Take it away, Robert Pear:

“Economists and politicians pointed out several possible objections to Mr. Reid’s proposal. It does nothing to slow the growth of health spending, as the tax on high-cost insurance would. And, as the Congressional Budget Office pointed out recently, ‘higher tax rates on earnings reduce people’s incentive to work.’

Moreover, the higher payroll tax would not be sufficient in the long run. Payroll tax revenues generally grow with payroll, which is expected to increase more slowly than health costs under even the most optimistic projections.”


Peggy Noonan — Just the Facts, Mr. President


As the president looks for a way to break the news about his new goals for Afghanistan, Noonan encourages Obama to level with the American people.
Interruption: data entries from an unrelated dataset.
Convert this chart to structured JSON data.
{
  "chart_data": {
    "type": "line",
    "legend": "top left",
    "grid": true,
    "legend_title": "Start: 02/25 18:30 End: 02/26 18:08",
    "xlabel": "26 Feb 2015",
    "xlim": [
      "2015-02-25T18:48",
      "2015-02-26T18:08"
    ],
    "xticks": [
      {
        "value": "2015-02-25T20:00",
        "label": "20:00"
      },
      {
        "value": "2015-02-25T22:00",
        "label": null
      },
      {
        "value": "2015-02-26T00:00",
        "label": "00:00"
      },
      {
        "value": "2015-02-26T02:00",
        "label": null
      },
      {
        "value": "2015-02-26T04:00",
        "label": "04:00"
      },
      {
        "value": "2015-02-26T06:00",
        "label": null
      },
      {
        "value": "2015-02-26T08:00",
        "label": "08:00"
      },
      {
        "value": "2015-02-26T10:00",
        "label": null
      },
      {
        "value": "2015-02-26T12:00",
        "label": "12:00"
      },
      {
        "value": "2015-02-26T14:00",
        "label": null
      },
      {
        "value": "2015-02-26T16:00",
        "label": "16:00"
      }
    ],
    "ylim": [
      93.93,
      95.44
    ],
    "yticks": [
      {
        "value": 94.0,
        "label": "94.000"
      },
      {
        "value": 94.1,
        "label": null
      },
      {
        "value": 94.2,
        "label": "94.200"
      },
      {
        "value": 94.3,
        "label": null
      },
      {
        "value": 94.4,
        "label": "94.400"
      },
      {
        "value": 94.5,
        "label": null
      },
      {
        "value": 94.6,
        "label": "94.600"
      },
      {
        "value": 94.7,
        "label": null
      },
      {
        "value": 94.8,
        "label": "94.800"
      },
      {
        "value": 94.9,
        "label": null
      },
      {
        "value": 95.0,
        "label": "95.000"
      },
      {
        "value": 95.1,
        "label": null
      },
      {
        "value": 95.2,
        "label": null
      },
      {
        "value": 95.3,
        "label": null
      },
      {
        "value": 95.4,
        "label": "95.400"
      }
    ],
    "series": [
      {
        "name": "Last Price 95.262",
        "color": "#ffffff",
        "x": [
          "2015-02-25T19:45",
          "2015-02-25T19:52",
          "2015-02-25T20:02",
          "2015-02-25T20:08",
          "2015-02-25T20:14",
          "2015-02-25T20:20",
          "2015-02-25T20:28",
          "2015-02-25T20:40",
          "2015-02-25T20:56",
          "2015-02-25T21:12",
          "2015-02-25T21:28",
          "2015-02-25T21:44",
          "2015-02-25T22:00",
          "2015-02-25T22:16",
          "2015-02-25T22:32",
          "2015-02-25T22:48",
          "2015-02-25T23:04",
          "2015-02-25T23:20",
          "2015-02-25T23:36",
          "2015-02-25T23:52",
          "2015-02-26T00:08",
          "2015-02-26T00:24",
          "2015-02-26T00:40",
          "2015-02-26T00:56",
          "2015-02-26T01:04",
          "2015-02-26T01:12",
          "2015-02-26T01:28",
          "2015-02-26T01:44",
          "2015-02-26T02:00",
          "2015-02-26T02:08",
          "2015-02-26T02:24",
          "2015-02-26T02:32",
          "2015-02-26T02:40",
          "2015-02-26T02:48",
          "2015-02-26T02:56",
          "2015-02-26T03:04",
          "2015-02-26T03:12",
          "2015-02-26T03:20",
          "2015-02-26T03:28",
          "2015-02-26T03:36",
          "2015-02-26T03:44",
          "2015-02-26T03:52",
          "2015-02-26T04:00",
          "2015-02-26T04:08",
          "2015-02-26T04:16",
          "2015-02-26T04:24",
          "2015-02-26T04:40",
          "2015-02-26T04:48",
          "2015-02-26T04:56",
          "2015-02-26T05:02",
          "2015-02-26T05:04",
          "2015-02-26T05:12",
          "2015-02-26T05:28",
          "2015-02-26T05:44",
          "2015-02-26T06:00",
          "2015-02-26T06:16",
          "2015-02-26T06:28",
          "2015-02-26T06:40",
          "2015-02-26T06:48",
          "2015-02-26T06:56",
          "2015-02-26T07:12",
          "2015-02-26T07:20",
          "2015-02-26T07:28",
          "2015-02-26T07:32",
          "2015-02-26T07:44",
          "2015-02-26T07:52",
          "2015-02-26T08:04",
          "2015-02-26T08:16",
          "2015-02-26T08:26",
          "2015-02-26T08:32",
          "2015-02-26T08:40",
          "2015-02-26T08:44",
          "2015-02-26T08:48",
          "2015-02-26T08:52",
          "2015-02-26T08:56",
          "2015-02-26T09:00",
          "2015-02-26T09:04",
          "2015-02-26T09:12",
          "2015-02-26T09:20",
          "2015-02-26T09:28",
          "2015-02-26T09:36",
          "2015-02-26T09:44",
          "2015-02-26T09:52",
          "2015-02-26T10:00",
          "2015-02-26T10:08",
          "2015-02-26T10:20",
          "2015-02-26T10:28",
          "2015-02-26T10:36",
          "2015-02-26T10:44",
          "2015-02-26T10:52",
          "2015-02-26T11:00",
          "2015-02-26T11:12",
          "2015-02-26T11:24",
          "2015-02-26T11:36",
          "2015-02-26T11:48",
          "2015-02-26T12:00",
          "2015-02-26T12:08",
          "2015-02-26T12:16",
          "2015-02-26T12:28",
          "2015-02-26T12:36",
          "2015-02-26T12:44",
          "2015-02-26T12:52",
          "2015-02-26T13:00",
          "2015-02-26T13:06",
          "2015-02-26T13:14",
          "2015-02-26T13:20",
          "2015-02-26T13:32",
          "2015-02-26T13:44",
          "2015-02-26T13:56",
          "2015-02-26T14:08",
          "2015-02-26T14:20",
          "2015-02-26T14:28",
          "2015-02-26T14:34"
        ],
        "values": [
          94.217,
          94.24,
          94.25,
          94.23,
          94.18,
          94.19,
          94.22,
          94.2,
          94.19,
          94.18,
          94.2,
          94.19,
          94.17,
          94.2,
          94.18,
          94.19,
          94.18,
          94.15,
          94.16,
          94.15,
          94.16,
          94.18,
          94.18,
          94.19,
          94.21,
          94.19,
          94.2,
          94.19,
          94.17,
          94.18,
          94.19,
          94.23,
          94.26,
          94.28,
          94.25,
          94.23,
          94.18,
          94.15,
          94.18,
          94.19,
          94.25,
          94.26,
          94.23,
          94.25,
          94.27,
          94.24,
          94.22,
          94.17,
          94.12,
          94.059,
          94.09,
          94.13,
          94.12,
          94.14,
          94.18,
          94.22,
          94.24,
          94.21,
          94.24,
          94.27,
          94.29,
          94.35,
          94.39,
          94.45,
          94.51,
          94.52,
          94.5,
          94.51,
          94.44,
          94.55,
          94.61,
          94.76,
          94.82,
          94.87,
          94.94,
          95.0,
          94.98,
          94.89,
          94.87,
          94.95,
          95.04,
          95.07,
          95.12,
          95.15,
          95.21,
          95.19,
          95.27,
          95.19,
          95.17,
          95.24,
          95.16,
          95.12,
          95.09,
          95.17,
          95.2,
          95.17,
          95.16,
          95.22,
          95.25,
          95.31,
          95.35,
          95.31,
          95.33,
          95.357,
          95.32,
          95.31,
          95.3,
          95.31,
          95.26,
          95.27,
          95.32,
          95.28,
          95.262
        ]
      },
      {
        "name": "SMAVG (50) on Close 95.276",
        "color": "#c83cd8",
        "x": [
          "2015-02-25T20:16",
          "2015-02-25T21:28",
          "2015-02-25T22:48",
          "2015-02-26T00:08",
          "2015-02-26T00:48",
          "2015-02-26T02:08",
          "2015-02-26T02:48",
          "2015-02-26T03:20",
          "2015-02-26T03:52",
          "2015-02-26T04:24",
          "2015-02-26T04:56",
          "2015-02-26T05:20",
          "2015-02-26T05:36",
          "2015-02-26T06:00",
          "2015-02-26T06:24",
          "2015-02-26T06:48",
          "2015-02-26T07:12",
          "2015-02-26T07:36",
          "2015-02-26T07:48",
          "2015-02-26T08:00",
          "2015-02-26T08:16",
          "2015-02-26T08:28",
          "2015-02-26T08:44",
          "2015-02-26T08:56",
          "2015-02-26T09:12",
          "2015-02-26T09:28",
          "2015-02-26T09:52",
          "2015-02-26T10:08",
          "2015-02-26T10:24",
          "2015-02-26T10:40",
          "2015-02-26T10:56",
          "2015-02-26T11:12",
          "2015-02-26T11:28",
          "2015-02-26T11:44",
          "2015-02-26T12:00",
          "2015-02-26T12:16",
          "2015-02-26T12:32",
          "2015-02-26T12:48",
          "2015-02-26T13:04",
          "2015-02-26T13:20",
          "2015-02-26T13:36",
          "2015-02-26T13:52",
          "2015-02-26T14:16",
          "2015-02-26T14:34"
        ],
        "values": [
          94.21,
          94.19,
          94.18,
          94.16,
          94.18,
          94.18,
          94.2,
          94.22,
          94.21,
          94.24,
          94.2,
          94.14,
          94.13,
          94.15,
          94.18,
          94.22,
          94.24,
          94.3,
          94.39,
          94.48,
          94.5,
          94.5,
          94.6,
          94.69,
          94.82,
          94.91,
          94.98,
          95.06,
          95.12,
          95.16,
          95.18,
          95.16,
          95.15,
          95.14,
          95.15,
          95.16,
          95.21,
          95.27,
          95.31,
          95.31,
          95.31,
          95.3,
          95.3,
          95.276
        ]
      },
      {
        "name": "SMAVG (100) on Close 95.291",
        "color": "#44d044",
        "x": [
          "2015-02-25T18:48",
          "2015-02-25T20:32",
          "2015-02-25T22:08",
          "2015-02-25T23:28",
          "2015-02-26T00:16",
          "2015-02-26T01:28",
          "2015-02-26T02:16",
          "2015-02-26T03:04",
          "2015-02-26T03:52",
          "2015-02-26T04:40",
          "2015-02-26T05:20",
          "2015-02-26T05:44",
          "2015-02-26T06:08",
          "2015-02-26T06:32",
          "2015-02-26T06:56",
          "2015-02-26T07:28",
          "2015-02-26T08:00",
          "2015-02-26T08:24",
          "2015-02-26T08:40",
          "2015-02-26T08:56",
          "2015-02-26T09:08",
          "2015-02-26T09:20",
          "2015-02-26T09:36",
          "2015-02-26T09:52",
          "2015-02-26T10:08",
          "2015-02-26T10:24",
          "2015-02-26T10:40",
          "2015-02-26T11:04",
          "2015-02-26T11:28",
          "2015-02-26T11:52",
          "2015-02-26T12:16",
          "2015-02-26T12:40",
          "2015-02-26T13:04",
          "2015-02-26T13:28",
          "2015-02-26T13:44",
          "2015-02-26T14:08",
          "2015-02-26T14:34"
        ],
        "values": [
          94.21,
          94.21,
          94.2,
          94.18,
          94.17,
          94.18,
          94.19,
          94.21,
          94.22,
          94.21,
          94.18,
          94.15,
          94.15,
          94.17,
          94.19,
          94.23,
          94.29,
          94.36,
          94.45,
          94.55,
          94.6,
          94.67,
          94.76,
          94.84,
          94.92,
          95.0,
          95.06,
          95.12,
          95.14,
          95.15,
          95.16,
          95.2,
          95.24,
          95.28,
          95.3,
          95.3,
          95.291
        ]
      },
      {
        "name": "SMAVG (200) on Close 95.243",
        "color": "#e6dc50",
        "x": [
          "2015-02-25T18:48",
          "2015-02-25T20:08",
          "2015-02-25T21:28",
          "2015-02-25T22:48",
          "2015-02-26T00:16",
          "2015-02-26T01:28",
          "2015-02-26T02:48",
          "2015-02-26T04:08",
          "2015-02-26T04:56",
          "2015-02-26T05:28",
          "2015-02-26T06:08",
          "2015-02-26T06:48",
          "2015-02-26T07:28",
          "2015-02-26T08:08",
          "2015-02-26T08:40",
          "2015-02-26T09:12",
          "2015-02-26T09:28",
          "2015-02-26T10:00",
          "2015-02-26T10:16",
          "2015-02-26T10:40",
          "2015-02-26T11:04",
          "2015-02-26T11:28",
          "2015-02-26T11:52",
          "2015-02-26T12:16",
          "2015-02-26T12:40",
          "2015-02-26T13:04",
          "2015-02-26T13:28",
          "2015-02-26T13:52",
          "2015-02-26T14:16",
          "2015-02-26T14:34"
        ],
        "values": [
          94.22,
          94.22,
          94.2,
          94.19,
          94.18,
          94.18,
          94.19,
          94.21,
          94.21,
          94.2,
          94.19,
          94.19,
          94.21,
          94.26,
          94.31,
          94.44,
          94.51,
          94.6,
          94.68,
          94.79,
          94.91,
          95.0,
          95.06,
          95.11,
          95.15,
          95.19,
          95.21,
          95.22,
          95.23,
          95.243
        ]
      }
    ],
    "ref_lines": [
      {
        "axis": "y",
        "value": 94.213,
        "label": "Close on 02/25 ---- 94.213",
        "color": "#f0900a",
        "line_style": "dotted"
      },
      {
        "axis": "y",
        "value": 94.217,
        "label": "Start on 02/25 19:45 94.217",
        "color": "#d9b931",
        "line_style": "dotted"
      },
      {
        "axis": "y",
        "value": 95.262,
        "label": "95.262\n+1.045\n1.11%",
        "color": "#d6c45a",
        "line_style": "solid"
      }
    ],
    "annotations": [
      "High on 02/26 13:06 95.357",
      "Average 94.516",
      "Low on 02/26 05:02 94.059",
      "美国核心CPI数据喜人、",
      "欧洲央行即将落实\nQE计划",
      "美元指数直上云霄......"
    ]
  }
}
“All presidential decisions come within a context. My read of that context is that the days of foreign policy by sentiment are over. The country’s mood now is intensely bottom-line. Americans aren’t concerned about Afghanistan because they are swept by democratic feeling and certain world peace will be enhanced if Afghans are able to vote in honest elections. They aren’t driven only by indignation that the Afghan government is corrupt, which it is. Americans have assumed for 40 years that every faraway country we give money to is corrupt, that the rulers and insiders skim off the top, or more commonly from the top and middle, allowing a little at the bottom go to their people in order to show off the new health-care hut to the credulous visiting Yanks. Americans put up with this on the assumption that in the end such aid does more good than harm. And Americans aren’t motivated primarily by concern about Afghanistan’s inadequate infrastructure. They’re concerned about their own.”